De Los Angeles para Araçá


Nessa semana, viajei de Los Angeles, na Califórnia, diretamente para Araçá, no litoral norte do Rio Grande do Sul. Fiz a viagem sem pegar carro, trem, avião ou ônibus. Simplesmente desembarquei em uma noite qualquer do livro “O caminho de Los Angeles”, de John Fante, para “O melhor lugar do mundo é aqui mesmo em Araçá”, do gaúcho Sérgio Stangler. Fante cria em seu romance um personagem completamente maluco, megalomaníaco e egocêntrico. Já no livro de Stangler, a megalomania está apenas no título.
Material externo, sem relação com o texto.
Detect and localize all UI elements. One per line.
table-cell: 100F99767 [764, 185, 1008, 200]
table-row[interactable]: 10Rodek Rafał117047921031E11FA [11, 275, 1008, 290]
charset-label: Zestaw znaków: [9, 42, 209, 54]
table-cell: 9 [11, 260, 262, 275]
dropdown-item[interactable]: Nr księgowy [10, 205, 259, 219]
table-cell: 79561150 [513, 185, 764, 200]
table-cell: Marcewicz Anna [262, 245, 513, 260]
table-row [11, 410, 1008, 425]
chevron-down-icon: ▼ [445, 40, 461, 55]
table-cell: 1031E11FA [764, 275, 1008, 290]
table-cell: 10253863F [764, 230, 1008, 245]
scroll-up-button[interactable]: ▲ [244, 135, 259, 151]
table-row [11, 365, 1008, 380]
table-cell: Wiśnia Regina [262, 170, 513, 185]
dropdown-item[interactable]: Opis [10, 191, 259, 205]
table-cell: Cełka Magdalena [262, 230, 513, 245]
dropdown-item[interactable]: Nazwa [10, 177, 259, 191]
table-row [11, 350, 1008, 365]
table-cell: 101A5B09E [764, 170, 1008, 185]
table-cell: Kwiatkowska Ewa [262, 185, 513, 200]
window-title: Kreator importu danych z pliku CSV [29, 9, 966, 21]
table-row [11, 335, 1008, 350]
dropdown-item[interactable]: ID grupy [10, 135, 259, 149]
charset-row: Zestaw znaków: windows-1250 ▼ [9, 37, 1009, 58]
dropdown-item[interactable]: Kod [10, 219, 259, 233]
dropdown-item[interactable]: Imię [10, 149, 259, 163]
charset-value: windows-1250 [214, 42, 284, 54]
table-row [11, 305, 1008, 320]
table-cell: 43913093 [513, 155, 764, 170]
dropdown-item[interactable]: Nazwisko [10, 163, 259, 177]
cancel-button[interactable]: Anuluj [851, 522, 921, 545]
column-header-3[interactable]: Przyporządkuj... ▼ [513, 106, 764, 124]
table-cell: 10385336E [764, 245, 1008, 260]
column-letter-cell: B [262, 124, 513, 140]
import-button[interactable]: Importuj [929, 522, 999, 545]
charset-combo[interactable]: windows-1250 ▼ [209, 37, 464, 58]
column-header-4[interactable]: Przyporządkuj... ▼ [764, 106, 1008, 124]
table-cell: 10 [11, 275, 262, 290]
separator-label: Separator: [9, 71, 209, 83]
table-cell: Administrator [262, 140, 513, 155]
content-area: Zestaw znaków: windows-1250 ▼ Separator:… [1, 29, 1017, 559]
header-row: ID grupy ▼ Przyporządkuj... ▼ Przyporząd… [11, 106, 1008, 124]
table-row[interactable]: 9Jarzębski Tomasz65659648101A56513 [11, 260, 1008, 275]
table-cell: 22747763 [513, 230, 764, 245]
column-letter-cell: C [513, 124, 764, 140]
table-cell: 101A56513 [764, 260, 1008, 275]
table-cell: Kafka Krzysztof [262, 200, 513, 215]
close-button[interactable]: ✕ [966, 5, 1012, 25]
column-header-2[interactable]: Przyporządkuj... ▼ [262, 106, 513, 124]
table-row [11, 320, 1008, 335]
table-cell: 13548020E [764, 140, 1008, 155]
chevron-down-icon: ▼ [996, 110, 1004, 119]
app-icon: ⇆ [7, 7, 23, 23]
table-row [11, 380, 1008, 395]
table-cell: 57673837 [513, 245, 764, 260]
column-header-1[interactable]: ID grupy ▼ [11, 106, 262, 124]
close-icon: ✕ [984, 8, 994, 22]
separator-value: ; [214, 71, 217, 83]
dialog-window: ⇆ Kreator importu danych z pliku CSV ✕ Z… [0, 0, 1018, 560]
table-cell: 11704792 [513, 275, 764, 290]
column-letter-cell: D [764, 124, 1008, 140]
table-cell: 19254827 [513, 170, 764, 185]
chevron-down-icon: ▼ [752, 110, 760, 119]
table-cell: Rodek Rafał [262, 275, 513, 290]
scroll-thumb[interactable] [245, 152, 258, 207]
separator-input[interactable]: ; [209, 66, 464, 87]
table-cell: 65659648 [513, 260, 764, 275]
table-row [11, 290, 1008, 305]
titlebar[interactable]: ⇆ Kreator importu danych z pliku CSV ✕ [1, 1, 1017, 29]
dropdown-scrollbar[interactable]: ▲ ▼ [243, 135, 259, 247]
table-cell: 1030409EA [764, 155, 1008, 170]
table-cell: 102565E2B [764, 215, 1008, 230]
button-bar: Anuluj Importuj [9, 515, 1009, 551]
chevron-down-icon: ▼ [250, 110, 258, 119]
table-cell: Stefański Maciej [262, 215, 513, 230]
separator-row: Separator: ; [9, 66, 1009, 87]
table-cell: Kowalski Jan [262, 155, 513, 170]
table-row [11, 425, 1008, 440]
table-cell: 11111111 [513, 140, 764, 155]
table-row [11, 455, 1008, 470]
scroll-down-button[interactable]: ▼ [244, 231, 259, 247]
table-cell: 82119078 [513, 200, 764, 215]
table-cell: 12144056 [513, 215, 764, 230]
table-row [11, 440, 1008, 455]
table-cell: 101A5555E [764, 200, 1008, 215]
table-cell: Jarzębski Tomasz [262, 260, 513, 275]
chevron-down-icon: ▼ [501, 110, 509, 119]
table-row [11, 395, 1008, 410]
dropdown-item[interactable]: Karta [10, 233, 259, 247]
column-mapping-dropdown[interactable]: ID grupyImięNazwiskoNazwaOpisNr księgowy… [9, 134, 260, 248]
Mas, como conversei com o Sérgio nessa semana, um pouco de megalomania e egocentrismo às vezes faz bem. Aliás, vez ou outra concluo que falta um pouco disso nos nossos autores contemporâneos: por isso é tão difícil achar novos Bukowsks, Thompsons, Kerouacks, Nietzches, Kants, etc. Humildade é bom, mas às vezes também é válido deixa-la um pouco de lado para colocar os colhões para fora, esfregando-os na cara do leitor. E, por isso, começo falando justamente sobre o livro de John Fante.
“O caminho de Los Angeles” não é um livro para fracos. Escrito nos anos 1930, quando Fante tinha pouco mais de 20 anos, ele é agressivo, preconceituoso e megalomaníaco. Porém, o tom cômico e caricatural do personagem nos faz rir vez ou outra, afinal. Arturo Bandini, o personagem principal, julga-se um gênio, o melhor escritor do mundo e um artista em construção que vive em Los Angeles nos anos 1930, trabalhando em subempregos (o principal é numa fábrica de peixes) para sustentar a irmã (que quer ser freira – e que é ferrenhamente zombada por ele) e a mãe (igualmente vítima do egocentrismo e do cinismo cruel do filho). O machismo dele em relação as duas é evidente. Em determinada cena, por exemplo, a mãe de Bandini pede uma explicação sobre uma frase complicada, ao que ele a olha de soslaio e sentencia: “você não entenderia, não passa de uma mulher”. No entanto, com o passar das páginas, você vai vendo que há algo de muito quixotesco em Bandini. Em outra cena, quando ele está massacrando caranguejos no praia com uma espingarda, ele diz ser o führer dos caranguejos. Uma frase dessas é quase impensável de ser dita hoje, porém, em 1930, antes da Segunda Guerra, demonstra como os americanos já sabiam desde cedo sobre o nazismo e o seu autoritarismo sanguinário. Porém, mais para o final do romance, quando ele resolve assustar um comerciante, Bandini mente que é um agente comunista a mando dos russos. A verdade é que o personagem é completamente megalomaníaco e cômico.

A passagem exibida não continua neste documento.